Svartsot – Maledictus Eris Review

Svartsot // Maledictus Eris
Rating: 3.5/5.0 —Lute and pillage
Label: Napalm Records
Website: |
Release Dates: Out now!

There’s nothing quite like Danish melodic death/folk, right kids? What’s that you say? You don’t know what Steel Druhm speaks of? For shame! By now you probably should know of Svartsot and their heavier than thou approach to folk metal since they’ve been churning it out since 2007. I was a big fan of their quirky debut Ravnenes Saga and was equally amused by the follow up Mulmets Viser (as was AMG himself). Both featured heavy but very catchy and anthemic folk metal with very deathy vocals. Their sound can almost be summed up as Korpiklaani meets Cannibal Corpse after too many ales. Its a weirdly festive and danceable style (yes, you may want to dance around like a spazz to some of their tunes) that somehow remains bruisingly heavy at the same time. Because their approach is so offbeat and unique, it struck a nerve with me and I had high hopes that nerve would continue getting struck with Maledictus Eris, their third release. I’m happy to report this is more entertaining, beer stein swinging, gnome jigging, renaissance faire approved folk metal. All the elements that made the previous albums work are present and if anything, this may be more catchy and fun than before. Now, their admittedly quirky style might not be everyone’s cup of grog. It requires a little tolerance for folk-infused camp and silliness but if you can handle the oddness, its more fun than a barrel full of forest gremlins.

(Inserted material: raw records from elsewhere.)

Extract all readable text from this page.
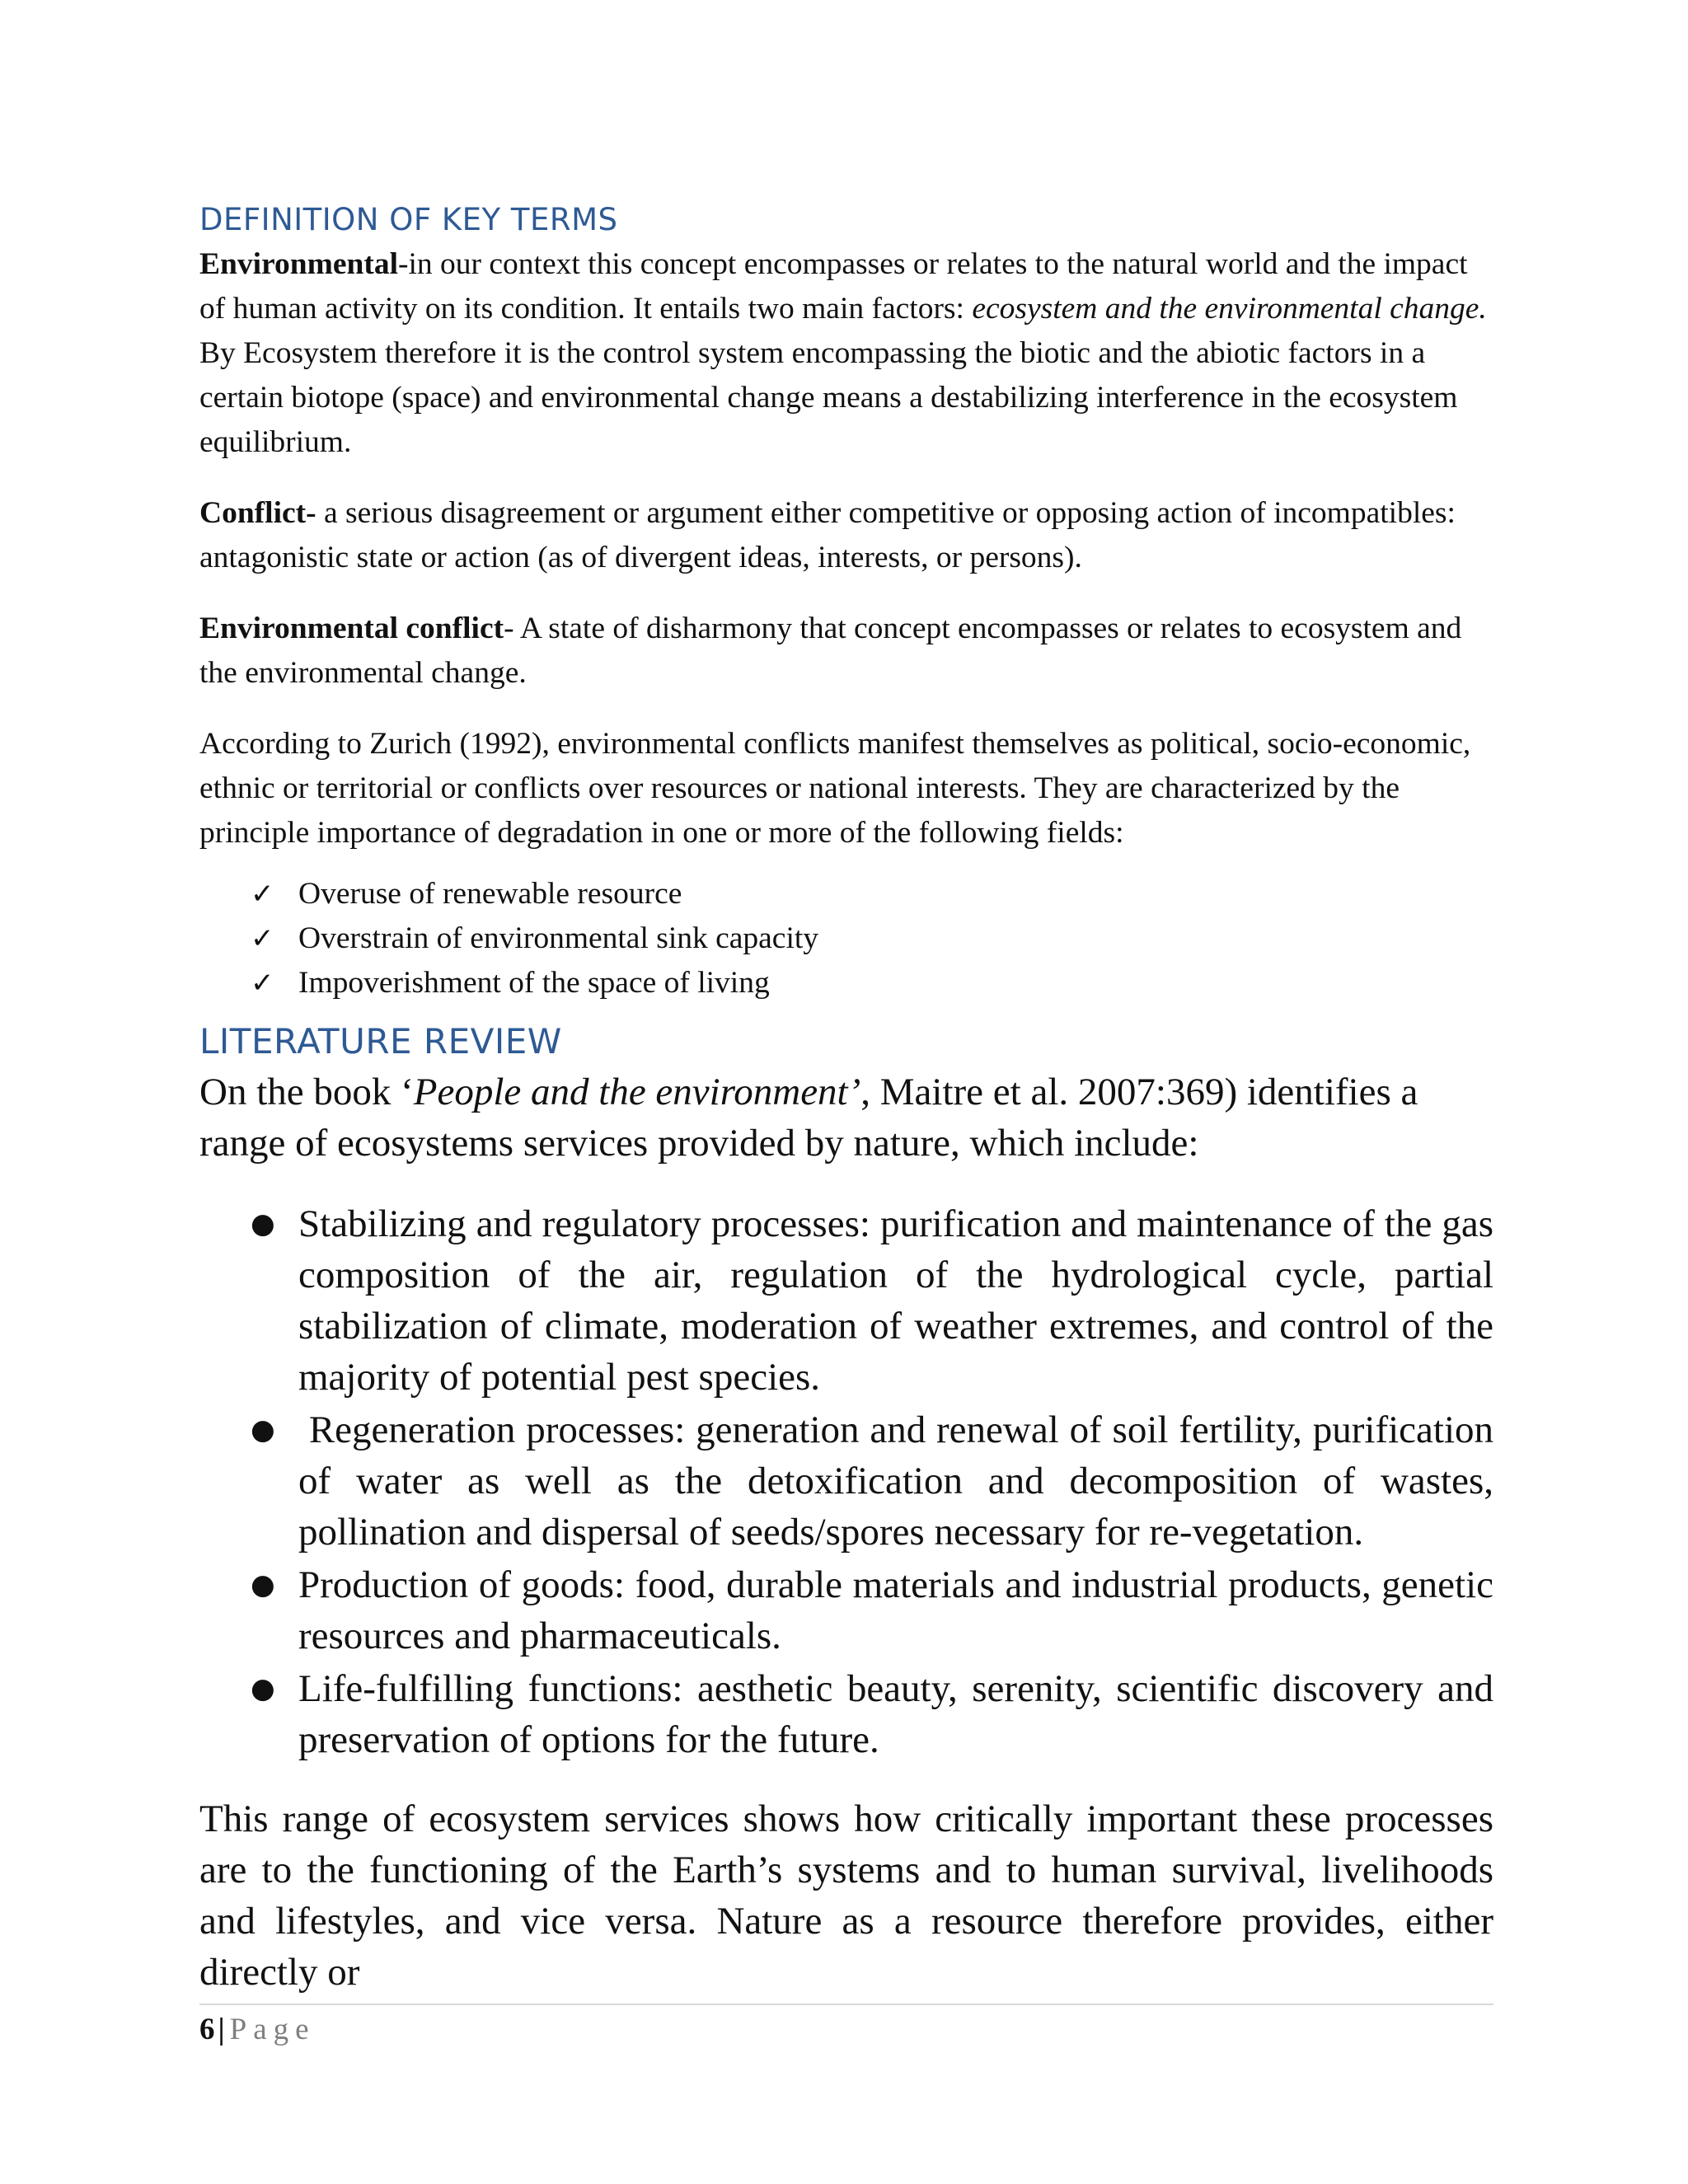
DEFINITION OF KEY TERMS

Environmental-in our context this concept encompasses or relates to the natural world and the impact of human activity on its condition. It entails two main factors: ecosystem and the environmental change. By Ecosystem therefore it is the control system encompassing the biotic and the abiotic factors in a certain biotope (space) and environmental change means a destabilizing interference in the ecosystem equilibrium.

Conflict- a serious disagreement or argument either competitive or opposing action of incompatibles: antagonistic state or action (as of divergent ideas, interests, or persons).

Environmental conflict- A state of disharmony that concept encompasses or relates to ecosystem and the environmental change.

According to Zurich (1992), environmental conflicts manifest themselves as political, socio-economic, ethnic or territorial or conflicts over resources or national interests. They are characterized by the principle importance of degradation in one or more of the following fields:

✓ Overuse of renewable resource
✓ Overstrain of environmental sink capacity
✓ Impoverishment of the space of living
LITERATURE REVIEW

On the book ‘People and the environment’, Maitre et al. 2007:369) identifies a range of ecosystems services provided by nature, which include:

● Stabilizing and regulatory processes: purification and maintenance of the gas composition of the air, regulation of the hydrological cycle, partial stabilization of climate, moderation of weather extremes, and control of the majority of potential pest species.
● Regeneration processes: generation and renewal of soil fertility, purification of water as well as the detoxification and decomposition of wastes, pollination and dispersal of seeds/spores necessary for re-vegetation.
● Production of goods: food, durable materials and industrial products, genetic resources and pharmaceuticals.
● Life-fulfilling functions: aesthetic beauty, serenity, scientific discovery and preservation of options for the future.

This range of ecosystem services shows how critically important these processes are to the functioning of the Earth’s systems and to human survival, livelihoods and lifestyles, and vice versa. Nature as a resource therefore provides, either directly or

6 | Page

After a short intro, Svasrtsot brings down the folk hammer with “Gud Giv Det Varer Ved!” and its stacked with folksy riffing, deathly croaks and flutes, lots of flutes. In fact, there’s more flute on here than on Yanni at the Necropolis or the average Zamfir record. While there’s other typical folk instrumentation present, the flute takes a lead role on most songs and plays harmony off the riffing. Tracks like “Dodedansen” and Om Jeg Lever Krieg”put it to good use and both have a cheery, driving pace that will keep the head nodding and the stein swinging. The bagpipes in “Holdt Ned Af En Tjorn” sound great alongside heavy, crunching riffing and low death gurgles and this ends up being a standout ditty. For me, the big hit is “Spigrene” with its laid back acoustic feel and emotive clean singing. There’s something quietly powerful, beautiful and epic about it though it never gets heavy or aggressive. Although all the lyrics are in Danish and therefore beyond my understanding, they revolve around the Black Death ravaging Europe. While that is a great topic for metal, a lot of the songs feel too festive for such a dark concept and most sound far more like drinking songs than “bring out your dead” songs.

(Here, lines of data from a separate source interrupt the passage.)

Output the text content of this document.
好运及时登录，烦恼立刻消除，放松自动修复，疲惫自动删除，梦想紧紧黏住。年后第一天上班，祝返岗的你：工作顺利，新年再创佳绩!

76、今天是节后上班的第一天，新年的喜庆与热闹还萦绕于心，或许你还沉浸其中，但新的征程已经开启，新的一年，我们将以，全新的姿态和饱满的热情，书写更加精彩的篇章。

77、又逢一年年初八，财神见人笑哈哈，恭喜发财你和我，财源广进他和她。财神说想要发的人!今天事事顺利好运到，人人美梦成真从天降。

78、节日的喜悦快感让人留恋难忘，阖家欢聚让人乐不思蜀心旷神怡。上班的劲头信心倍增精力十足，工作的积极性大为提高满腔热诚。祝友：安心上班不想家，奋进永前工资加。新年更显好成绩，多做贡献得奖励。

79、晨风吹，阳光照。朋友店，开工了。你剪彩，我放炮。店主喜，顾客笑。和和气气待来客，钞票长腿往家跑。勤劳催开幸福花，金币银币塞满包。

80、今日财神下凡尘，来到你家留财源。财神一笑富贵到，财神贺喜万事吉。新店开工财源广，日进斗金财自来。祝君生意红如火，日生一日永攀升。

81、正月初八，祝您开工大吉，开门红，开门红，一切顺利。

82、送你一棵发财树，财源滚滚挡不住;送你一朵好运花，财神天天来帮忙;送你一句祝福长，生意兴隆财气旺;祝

All the songs have their own charm and appeal whether heavier or mellower. There’s nothing rotten among these Denmark tunes. However, their writing style can sometimes lead to an overly repetitive approach within each song. Its almost like folk-groove metal. They lock into one very cool, fun riff and just keep recycling it. For the most part it works well and the songs are short enough where they end before any tedium sets in. As with prior material, the guitars are the main focus and the various medieval instrumentation plays second fiddle (sorry, couldn’t avoid it). This helps ensure things remain heavy and crunchy and that’s one of the things I like about these guys. The best part about the sound is the croaking from Thor Bager (coolest name ever). While largely employing a low-register death groan, he does at times switch to a more traditional viking metal blackened rasp. His vocals make this heavier than most folk music and therefore, they stand out in a pretty deep genre. Well done Thor Bager, well done!

With three albums of top notch folk metal under their leather belts, Svartsot is one of my favorites in the genre. If you like folk metal or viking metal, I have to imagine you will enjoy this. Its a little different, very catchy and fun to listen to. Just don’t be surprised if you end up dancing around like a drunken fool (especially if you get drunken whilst listening). I don’t know what the word Svartsot actually means, but to me it means fun!